Hace muchos años el propio Greenspan también reflexionaba sobre los límites de la política monetaria para enfrentarse a excesos y burbujas. De hecho, pese a que una política monetaria demasiado expansiva podría haberlos provocado. Pero ya saben que la política monetaria es mucho más efectiva para luchar contra una expansión excesiva y poco eficiente para impulsar la economía. Ahora bien, su eficiencia es clara para impulsar al alza los precios de los activos financieros y reales. Al final, Greenspan como el BOE en estos momentos también apelaba a las medidas fiscales y estructurales para reconducir los excesos de forma que no se convirtieran en burbujas. Lamentablemente la sensibilidad de las autoridades políticas para combatir excesos parece ser la misma que la de los bancos centrales para combatir burbujas: no se distinguen o nunca se encuentra el momento adecuado de hacerlo.

Pero hay mucho más. Me refiero claro al debate sobre el margen adicional de actuación de la política monetaria. En USA por ejemplo su eficacia para luchar contra el desempleo estructural (de larga duración) no está probada. Y aunque realmente sea eficaz, no está del todo claro qué coste en términos de excesos de precios de activos y hasta de recalentamiento económico se tiene que pagar para probar esta eficacia. De nuevo, quizás, se debería combinar con otro tipo de políticas fiscales y estructurales que redujeran precisamente estos costes. Pero siempre será más fácil seguir depositando toda la confianza en el buen hacer de la política monetaria. Y si es preciso iniciar su normalización, que lo será, hacerlo de tal forma que su repercusión en la economía y mercados sea mínima. ¿Cómo se puede hacer eso? Sí, cómo se puede hacer.

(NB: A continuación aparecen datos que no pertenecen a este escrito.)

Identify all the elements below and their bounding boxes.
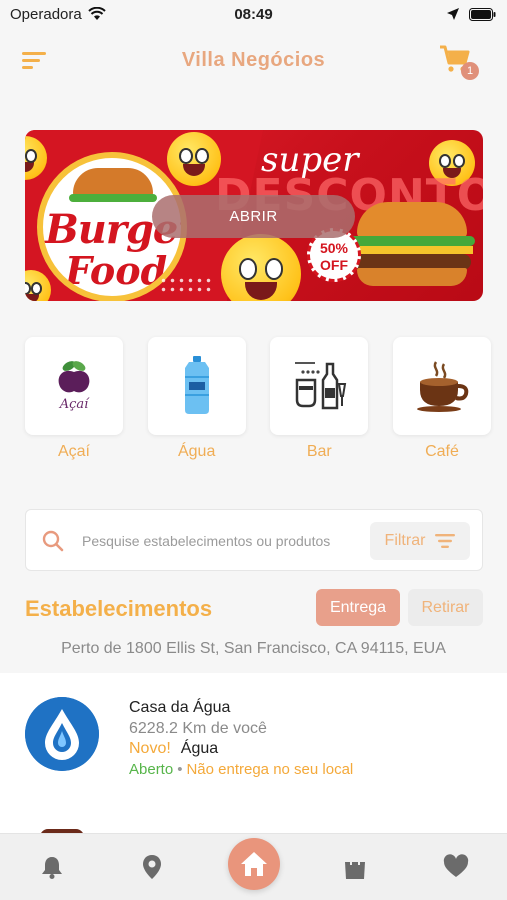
coffee-cup-icon bbox=[416, 361, 469, 412]
cart-button[interactable]: 1 bbox=[439, 44, 479, 80]
shopping-bag-icon[interactable] bbox=[342, 854, 368, 880]
cart-badge: 1 bbox=[461, 62, 479, 80]
store-name: Casa da Água bbox=[129, 699, 231, 716]
status-right bbox=[447, 7, 497, 21]
discount-value: 50% bbox=[319, 240, 349, 256]
store-logo bbox=[25, 697, 99, 771]
carrier-group: Operadora bbox=[10, 6, 106, 23]
search-bar: Filtrar bbox=[25, 509, 483, 571]
discount-suffix: OFF bbox=[320, 257, 348, 273]
banner-dots-decoration bbox=[159, 276, 211, 296]
category-tile bbox=[270, 337, 369, 435]
filter-icon bbox=[435, 534, 456, 548]
section-title: Estabelecimentos bbox=[25, 596, 213, 621]
search-icon bbox=[42, 530, 64, 552]
store-list: Casa da Água 6228.2 Km de você Novo! Água… bbox=[0, 673, 507, 837]
new-badge: Novo! bbox=[129, 740, 171, 757]
category-tile bbox=[392, 337, 491, 435]
filter-button[interactable]: Filtrar bbox=[370, 522, 470, 560]
water-gallon-icon bbox=[184, 356, 209, 414]
delivery-toggle-button[interactable]: Entrega bbox=[316, 589, 400, 626]
brand-line-2: Food bbox=[65, 248, 168, 293]
home-icon bbox=[241, 852, 267, 876]
app-title: Villa Negócios bbox=[181, 48, 326, 71]
search-input[interactable] bbox=[82, 528, 382, 554]
separator-dot: • bbox=[177, 761, 183, 778]
favorites-heart-icon[interactable] bbox=[443, 854, 469, 880]
category-tile: Açaí bbox=[25, 337, 123, 435]
app-bar: Villa Negócios 1 bbox=[0, 36, 507, 84]
wifi-icon bbox=[88, 7, 106, 20]
store-card[interactable]: Casa da Água 6228.2 Km de você Novo! Água… bbox=[0, 673, 507, 803]
notifications-bell-icon[interactable] bbox=[39, 854, 65, 880]
status-bar: Operadora 08:49 bbox=[0, 0, 507, 28]
location-pin-icon[interactable] bbox=[139, 854, 165, 880]
burger-image bbox=[347, 202, 477, 288]
location-arrow-icon bbox=[447, 8, 459, 20]
category-bar[interactable]: Bar bbox=[270, 337, 369, 461]
store-open-status: Aberto bbox=[129, 761, 174, 778]
store-tags: Novo! Água bbox=[129, 740, 218, 758]
bottom-tab-bar bbox=[0, 833, 507, 900]
svg-text:Açaí: Açaí bbox=[59, 397, 90, 412]
water-drop-icon bbox=[25, 697, 99, 771]
carrier-name: Operadora bbox=[10, 5, 82, 23]
emoji-icon bbox=[167, 132, 221, 186]
battery-icon bbox=[469, 7, 496, 21]
category-agua[interactable]: Água bbox=[147, 337, 246, 461]
category-label: Bar bbox=[306, 443, 332, 460]
store-delivery-note: Não entrega no seu local bbox=[186, 761, 354, 778]
category-list: Açaí Açaí Água Bar Café bbox=[25, 337, 491, 461]
bar-icon bbox=[295, 362, 347, 410]
store-status-line: Aberto • Não entrega no seu local bbox=[129, 761, 353, 778]
pickup-toggle-button[interactable]: Retirar bbox=[408, 589, 483, 626]
category-tile bbox=[147, 337, 246, 435]
category-label: Água bbox=[177, 443, 216, 460]
acai-icon: Açaí bbox=[58, 361, 90, 412]
filter-label: Filtrar bbox=[384, 532, 426, 549]
category-acai[interactable]: Açaí Açaí bbox=[25, 337, 123, 461]
category-label: Café bbox=[425, 443, 459, 460]
category-label: Açaí bbox=[57, 443, 90, 460]
store-category: Água bbox=[180, 740, 219, 757]
home-tab-button[interactable] bbox=[228, 838, 280, 890]
emoji-icon bbox=[221, 234, 301, 301]
location-address: Perto de 1800 Ellis St, San Francisco, C… bbox=[61, 640, 446, 657]
open-banner-button[interactable]: ABRIR bbox=[152, 195, 355, 238]
store-distance: 6228.2 Km de você bbox=[129, 720, 267, 737]
category-cafe[interactable]: Café bbox=[392, 337, 491, 461]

Pero, lo anterior representa una parte de los debates en los que haya inmersos en estos momentos los bancos centrales anglosajones. La situación en Europa, en el caso del ECB, parece bien diferente. Aquí el objetivo explícito es combatir una inflación baja durante mucho tiempo. E impedir que las expectativas de inflación se vean también afectadas a la baja. En el primer caso, como nos decía ayer el propio Draghi, con medidas convencionales. En el segundo, ya también con  las no convencionales. Recuerden que los niveles de referencia de inflación a medio plazo conocidos en abril era de 0.9 %, 1.3 % y 1.5 % en los próximos tres años. Y una inflación del 1.8 % a medio plazo. Suficiente para actuar ahora en junio. Pero no suficiente para que esta decisión se lleve a sus últimas consecuencias en términos del margen de actuación actual. ¿Y el crédito a las pymes? Sí, es fundamental mejorarlo. Pero, ¿a través de qué medidas de forma que se limite el riesgo asumido por el propio ECB en su balance? Sinceramente, descarto por el momento un QE. Como también lo hago de la aprobación de más reformas estructurales y fiscales en un escenario político como el creado tras las elecciones europeas del pasado domingo. El ECB tendrá que tomar más medidas en el futuro además de las que adopte la próxima semana. El protagonismo de los bancos centrales sigue siendo enorme. Ayer mismo lo pudimos comprobar con la reacción del mercado a los resultados electorales.